I quite like La Paz. A small city, on the sea of Cortez, an outdoor culture, with a vibrant downtown full of interesting shops, cafes, bars, restaurants that are alive with people out and about. There are a lot of tourists and gringos, but not overwhelmingly so. As a testament to how warm and friendly people are, I ended up having 3 protracted conversations my first night with people I met out on the town. 


I asked someone at one point where I could find an area with different places to eat that wasn't touristy. I ended up at 'the market eatery'.   Basically a food court of mostly woman chefs with their own kitchen.  Even though it's much of the same food you find in restaurants, there's no pretense about the food, the setting or the service, so it's also much cheaper. This is my kinda place. 

Before catching  the ferry from La Paz, I decided to do the loop down to the end of the Baja península-Cabo San Lucas. 
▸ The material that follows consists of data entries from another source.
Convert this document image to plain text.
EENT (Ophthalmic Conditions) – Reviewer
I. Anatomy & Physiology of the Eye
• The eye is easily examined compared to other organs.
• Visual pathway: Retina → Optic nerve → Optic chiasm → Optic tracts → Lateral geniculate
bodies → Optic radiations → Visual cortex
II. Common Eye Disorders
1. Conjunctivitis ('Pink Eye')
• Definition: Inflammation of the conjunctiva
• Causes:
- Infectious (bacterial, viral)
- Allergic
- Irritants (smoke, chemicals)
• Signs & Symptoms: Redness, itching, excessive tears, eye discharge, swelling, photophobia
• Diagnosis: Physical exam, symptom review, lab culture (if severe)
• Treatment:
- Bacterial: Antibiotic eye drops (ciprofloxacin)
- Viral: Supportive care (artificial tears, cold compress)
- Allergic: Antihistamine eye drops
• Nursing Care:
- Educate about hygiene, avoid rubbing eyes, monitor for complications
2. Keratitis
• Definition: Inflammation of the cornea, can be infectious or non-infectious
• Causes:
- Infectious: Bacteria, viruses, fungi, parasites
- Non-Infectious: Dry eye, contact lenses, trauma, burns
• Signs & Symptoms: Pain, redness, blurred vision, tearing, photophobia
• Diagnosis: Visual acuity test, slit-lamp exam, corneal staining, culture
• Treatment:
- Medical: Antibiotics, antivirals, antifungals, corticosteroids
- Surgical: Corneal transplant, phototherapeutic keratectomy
First to Todos Santos where I had a warmshowers host arranged. A nice town center atop a hill not far from the beach.
I walked the beach for a few hours and met a couple expats with whom I chatted for a while about how they find living if Todos Santos. While talking we observed a mother and child whale breach /play about a mile off the shore, that was quite special. Soon after the whales departed a school of manarays moved across our view, jumping in droves.

South towards Cabo San Lucas I stopped in Pescadero to check out Cerritos Beach, known as a great surf spot.
The coastal highway south made for some nice views, despite the growing traffic towards Bajas tourist epicenter.

As the quintessential example of the result of excessive western tourism and development, I have nothing positive to say about Cabo San Lucas. Yachts, luxury retail, overpriced food, bars, hotels, strip clubs and hoards of guys pushing drugs, I had no interest in staying. 
The amount of development going on north of Cabo blew my mind. For about 15ks there was nonstop high end luxury resorts /hotels and more being constructed. 

San José de Cabo, on the other hand, was a more quaint town where I found a great family restaurant and a church overflowing with people and song. 

Returning to La Paz for a few days rest, I made a day trip by boat over to la isla Espíritu Santo. A really neat island; many spend days circumnavigation it. 
You un see here an image of Baja shining through the rocks :
I even got to snorkel with loads of fish and sea lions. The babies are playful like puppies, darting about underneath you and jumping around you. 

I really like La Paz. I ranks in my top 10 favorite cities in the world. I was sad to leave. But it was a 15 hour ferry ride to Mazatlán, Sinaloa on the main land.